Fear not. Like most reasonable people, I am strongly in favor of effective gun regulation, just as I’m very much in favor of reproductive rights. 

It’s the word “control” I oppose. 

We can’t control birth any more than we can control death — or much of anything else in between for that matter. But we can greatly raise the odds of preventing unwanted pregnancies with contraception, which is a vastly more humane approach to reproductive rights than abortion and would greatly reduce the demand for that procedure. Prevention is the key. 

But abortion opponents oppose contraception in equal measure, which makes it seem to be more about reproduction control — just as gun rights advocacy seems to be more about crime control. The excessive desire for control is the problem.

The other reason I’m opposed to gun “control” is that it sets off Second Amendment anxiety. People who need a gun handy clearly don’t feel safe. They don’t trust the police or their government to keep them safe. Modern society feels out of control. So their firearms make them feel secure, give them the illusion of “control.”

Inexplicably, they also seem to believe that anyone preaching gun “control” secretly wants to confiscate the estimated 300 million guns in circulation in this country. Since these suspicions aren’t susceptible to reasonable persuasion, we should us a different term. 
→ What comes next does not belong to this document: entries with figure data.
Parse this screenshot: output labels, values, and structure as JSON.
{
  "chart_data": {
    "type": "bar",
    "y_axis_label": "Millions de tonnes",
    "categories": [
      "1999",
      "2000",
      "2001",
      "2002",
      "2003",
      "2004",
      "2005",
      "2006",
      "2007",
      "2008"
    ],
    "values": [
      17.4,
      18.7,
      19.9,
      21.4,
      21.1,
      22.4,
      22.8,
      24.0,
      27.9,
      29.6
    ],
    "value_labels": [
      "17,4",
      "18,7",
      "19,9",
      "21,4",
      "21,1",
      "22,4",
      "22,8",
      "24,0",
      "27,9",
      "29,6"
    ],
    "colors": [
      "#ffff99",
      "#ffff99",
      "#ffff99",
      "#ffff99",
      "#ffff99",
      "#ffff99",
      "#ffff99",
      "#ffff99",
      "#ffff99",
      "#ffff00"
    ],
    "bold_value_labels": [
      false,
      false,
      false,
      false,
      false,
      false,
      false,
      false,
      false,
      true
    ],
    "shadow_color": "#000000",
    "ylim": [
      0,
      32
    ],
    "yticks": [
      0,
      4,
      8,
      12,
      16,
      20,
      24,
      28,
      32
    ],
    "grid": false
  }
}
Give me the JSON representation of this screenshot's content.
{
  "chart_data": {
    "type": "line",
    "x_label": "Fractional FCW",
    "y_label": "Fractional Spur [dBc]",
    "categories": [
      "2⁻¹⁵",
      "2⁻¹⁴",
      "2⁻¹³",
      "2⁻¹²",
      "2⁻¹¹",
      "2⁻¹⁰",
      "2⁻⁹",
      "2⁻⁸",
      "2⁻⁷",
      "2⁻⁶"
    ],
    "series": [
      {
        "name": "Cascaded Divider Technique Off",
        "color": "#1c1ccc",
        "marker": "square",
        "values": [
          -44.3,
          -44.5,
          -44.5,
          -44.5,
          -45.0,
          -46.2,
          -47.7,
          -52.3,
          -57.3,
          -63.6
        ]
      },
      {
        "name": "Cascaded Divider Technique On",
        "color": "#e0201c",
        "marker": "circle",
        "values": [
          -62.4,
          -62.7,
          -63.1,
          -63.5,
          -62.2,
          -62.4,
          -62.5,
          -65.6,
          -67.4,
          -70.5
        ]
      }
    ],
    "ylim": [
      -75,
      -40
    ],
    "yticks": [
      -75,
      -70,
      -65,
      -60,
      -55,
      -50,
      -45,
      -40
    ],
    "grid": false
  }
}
We can’t “control” guns, but we can certainly regulate them. Gun rights advocates also hate the word “regulate,” but it’s more realistic than “control,” sensible regulation being a more pragmatic step toward protecting society from virtually unrestricted access to firearms. 

No one, of course, wants inconsistent and ineffective regulation, which describes the patchwork, state-by-state system in place right now. All regulation, however, is imperfect because human beings, and therefore human organizations, are imperfect — as are “good guys with guns” who don’t shoot straight, for that matter. 

Our Constitution is likewise imperfect, which the framers recognized when they established the goal, not of “forming a perfect union,” but “forming a more perfect union.” We should strive, they were saying, for never-ending improvement. Obviously, we have a long way to go.

The framers proved how imperfect they were when they added the Second Amendment to the Constitution. Even if you support its inclusion, you have to admit the amendment is the most poorly worded and confusing portion of the entire document. For the past two-plus centuries, gun supporters have been pretending that the words “A well-regulated militia” are irrelevant. They’ll try to convince you the word “regulated,” back then, really meant “supplied,” but I assume the word “supplied” existed in the late 18th century and that the founding fathers deliberately chose not to use it. We have to assume, therefore, since it was uppermost in the sentence, that “well-regulated” was also uppermost in their minds. 

The first step to a more perfect regulation of guns, therefore, is replacing “gun control” with “gun regulation” because that’s our real goal (The next step is universal background checks). Regulating guns is a necessary good because, as the kids have been telling us lately, our right to live our lives is greater than allowing virtually anyone to own and carry a gun.

Words are important and our use of them should be as precise as possible. “Gun control” gives gun advocates a handy dodge. They need to understand that we’re willing to live with responsible gun ownership — as long as they are willing to live with responsible, effective and ever-more-perfect gun regulation.

We all have a right to feel safe, but it defeats the purpose if one side feels safe while the other side doesn’t. If gun owners were truly responsible, they would meet us halfway and become part of the solution: They get gun rights so they can feel safer. We get sensible regulation, and fewer people slaughtered in mass killings, so we can feel safer. Everybody feels safer. It’s a win-win. That’s fair, and a lot of gun owners will say so — privately but not publicly.

What we’re talking about is sensible, effective, ever-more-perfect regulation, until at last we bring the scourge of mass killings under … 

Oops, I almost said it. 

Let’s just say, until at last we reduce the number of unnecessary deaths from irresponsible gun use — and reduce the number of unwanted pregnancies, and therefore abortions, with responsible use of contraception. 

That should be enough “control” for all of us.